Granted anecdotes aren’t proof, but the anti-vaccine people only have anecdotes with regard to their vaccine/autism claims.  They have no hard scientific fact. My story doesn’t match theirs. I’ve been fortunate to have 5 neurotypical children before my sixth child was diagnosed with autism.  I believe that helped me to see the differences in him from birth where others may not have been able to, especially if the experience autism with their first child.  I try all the time to tell them I understand what they are feeling, because I have been there. But science can’t be denied. If it is than that’s just cherry picking information to fit a particular belief system and won’t ever get to the truth of the matter.

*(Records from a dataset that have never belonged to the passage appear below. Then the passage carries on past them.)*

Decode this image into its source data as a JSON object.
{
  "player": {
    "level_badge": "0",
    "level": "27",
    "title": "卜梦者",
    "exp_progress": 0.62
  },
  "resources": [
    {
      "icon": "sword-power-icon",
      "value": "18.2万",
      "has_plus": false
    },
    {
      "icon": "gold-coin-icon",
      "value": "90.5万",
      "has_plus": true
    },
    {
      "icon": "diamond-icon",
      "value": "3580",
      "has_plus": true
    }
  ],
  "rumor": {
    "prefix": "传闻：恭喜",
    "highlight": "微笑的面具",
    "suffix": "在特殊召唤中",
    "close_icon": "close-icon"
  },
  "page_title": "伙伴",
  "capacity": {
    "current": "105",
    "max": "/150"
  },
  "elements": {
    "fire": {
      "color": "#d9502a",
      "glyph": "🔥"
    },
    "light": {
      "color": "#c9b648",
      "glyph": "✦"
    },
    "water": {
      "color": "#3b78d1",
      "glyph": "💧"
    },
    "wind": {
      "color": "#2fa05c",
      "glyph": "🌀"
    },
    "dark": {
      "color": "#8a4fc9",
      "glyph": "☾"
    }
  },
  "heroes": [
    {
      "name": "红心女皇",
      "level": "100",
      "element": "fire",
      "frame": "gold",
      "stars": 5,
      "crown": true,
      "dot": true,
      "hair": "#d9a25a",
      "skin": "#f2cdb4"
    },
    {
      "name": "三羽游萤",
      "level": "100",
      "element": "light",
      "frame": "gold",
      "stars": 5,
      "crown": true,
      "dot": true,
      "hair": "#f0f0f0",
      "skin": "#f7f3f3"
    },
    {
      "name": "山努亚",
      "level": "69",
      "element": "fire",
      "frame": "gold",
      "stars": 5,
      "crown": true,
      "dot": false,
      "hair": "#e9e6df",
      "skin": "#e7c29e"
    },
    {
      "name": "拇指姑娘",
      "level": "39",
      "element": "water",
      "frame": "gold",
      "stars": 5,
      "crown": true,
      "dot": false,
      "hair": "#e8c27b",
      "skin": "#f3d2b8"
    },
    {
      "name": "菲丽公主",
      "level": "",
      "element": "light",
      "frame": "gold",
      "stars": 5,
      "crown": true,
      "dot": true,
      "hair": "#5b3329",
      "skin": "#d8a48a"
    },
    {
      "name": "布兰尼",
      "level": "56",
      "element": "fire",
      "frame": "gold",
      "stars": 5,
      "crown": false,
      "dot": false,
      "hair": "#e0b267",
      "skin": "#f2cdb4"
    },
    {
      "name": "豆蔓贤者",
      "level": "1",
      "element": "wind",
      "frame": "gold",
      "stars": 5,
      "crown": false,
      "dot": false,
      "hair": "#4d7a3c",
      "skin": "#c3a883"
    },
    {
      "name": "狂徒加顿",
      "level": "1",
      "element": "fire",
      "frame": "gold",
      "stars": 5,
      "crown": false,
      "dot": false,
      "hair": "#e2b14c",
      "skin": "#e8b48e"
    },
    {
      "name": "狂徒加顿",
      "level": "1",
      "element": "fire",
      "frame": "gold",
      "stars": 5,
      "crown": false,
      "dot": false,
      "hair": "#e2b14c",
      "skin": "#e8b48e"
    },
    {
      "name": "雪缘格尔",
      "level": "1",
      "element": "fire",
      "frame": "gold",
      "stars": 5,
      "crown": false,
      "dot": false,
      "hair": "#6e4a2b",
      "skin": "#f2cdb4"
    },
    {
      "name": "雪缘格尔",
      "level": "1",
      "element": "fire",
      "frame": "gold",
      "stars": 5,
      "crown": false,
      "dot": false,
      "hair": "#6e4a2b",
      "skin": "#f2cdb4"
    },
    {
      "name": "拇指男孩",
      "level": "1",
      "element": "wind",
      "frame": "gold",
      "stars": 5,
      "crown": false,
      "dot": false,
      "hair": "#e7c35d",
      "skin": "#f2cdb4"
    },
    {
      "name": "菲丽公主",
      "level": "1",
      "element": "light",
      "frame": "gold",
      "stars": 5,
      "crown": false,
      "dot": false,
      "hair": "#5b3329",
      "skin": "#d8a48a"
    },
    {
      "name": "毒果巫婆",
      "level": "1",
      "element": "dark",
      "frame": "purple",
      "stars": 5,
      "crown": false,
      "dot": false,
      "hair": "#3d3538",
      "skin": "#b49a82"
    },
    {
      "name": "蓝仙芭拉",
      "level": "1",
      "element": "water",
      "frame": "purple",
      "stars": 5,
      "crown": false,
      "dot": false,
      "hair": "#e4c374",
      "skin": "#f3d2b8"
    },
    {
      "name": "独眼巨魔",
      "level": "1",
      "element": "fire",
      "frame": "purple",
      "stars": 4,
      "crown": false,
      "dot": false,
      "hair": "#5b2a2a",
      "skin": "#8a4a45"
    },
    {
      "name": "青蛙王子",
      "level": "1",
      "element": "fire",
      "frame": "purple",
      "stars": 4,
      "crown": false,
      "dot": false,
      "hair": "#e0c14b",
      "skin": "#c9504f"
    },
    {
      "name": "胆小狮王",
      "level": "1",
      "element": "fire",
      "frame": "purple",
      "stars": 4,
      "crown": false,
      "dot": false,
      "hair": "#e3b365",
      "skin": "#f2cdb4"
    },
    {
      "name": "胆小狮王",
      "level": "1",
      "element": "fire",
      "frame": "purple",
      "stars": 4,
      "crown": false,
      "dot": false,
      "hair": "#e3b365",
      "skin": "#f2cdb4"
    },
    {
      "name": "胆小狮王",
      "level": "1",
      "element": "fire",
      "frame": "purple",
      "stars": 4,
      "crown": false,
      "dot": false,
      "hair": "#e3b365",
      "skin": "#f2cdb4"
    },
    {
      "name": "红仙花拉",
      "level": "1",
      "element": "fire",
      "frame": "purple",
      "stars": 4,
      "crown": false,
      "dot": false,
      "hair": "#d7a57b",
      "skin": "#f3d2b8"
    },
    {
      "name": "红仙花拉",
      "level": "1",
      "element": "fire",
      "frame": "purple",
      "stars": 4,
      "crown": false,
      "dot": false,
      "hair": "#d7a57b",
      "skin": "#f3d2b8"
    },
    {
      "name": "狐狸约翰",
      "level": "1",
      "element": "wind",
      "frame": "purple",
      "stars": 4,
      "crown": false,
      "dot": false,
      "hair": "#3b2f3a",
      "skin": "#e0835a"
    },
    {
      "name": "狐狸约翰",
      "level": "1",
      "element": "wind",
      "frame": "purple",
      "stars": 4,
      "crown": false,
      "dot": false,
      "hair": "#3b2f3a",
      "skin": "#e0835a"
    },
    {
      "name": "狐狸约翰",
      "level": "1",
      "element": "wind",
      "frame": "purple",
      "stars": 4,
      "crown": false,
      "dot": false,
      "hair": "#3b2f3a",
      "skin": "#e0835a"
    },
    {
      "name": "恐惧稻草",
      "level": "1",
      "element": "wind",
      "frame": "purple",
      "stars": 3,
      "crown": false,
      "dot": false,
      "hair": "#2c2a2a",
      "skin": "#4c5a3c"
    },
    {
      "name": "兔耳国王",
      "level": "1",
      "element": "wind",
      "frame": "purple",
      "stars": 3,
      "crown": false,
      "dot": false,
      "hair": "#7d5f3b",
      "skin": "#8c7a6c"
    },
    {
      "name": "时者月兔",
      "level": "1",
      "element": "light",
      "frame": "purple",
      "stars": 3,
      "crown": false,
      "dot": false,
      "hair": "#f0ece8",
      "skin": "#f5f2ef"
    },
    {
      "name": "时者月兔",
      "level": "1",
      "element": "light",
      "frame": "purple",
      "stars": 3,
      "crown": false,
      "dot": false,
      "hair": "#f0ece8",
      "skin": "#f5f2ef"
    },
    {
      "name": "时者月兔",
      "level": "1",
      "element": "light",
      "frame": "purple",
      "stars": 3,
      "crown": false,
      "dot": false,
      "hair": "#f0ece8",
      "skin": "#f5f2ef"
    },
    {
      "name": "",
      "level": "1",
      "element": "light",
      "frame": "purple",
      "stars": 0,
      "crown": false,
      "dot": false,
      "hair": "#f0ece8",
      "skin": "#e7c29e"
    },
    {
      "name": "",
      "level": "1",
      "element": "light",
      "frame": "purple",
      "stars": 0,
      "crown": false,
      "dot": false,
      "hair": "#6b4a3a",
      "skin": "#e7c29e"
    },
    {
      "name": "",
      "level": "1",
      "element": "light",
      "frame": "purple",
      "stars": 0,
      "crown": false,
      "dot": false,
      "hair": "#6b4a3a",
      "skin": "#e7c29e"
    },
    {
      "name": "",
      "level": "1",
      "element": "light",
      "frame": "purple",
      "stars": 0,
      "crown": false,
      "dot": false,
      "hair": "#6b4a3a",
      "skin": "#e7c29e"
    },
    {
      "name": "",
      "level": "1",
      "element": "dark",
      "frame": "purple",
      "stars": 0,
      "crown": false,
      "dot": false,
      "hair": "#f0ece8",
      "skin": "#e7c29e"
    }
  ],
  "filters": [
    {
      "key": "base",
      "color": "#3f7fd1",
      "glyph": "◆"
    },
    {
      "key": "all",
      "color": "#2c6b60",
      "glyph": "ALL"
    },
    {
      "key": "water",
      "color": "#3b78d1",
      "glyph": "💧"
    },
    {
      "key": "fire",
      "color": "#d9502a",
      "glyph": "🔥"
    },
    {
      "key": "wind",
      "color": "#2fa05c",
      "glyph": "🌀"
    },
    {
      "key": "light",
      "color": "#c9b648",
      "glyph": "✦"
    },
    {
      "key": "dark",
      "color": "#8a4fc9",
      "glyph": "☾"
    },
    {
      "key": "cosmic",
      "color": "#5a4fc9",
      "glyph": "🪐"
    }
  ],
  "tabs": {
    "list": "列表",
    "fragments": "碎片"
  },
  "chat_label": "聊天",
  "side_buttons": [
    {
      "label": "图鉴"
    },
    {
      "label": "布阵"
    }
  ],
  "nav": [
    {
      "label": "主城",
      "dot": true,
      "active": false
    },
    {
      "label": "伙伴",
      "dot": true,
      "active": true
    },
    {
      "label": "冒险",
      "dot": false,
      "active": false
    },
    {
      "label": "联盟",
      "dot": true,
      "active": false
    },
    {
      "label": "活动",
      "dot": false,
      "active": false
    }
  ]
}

Lara has shared her story here in hopes that it will help others, especially those people who may be entrenched in the anti-vaccine frame of mind or who are uncertain about the vaccine/autism link.

These diseases are dangerous. Certainly vaccines have their risks, but they are far less risky than contracting the diseases they can protect against. And vaccines don’t cause autism.  Study after study shows there is a genetic component. There are also environmental factors, but research shows they are prenatal, not perinatal. If a child is going to have autism, he or she will develop it even if they are not vaccinated. The markers for that were determined months prior to the child being born. The equation to bear in mind here is, without vaccines, it’s possible a disease could claim your child’s life before you know if they have autism or not. Personally, even if vaccines did cause autism, I’d still get my son vaccinated because I’d much rather have him alive, then dead.

If you have a child with autism, have you ever had people assume that you are also anti-vaccine?  If so, how do you handle the situation?  Have you ever felt that the anti-vaccine rhetoric within segments of the autism community prevents you from getting the support you need for your autistic child?  If so, how?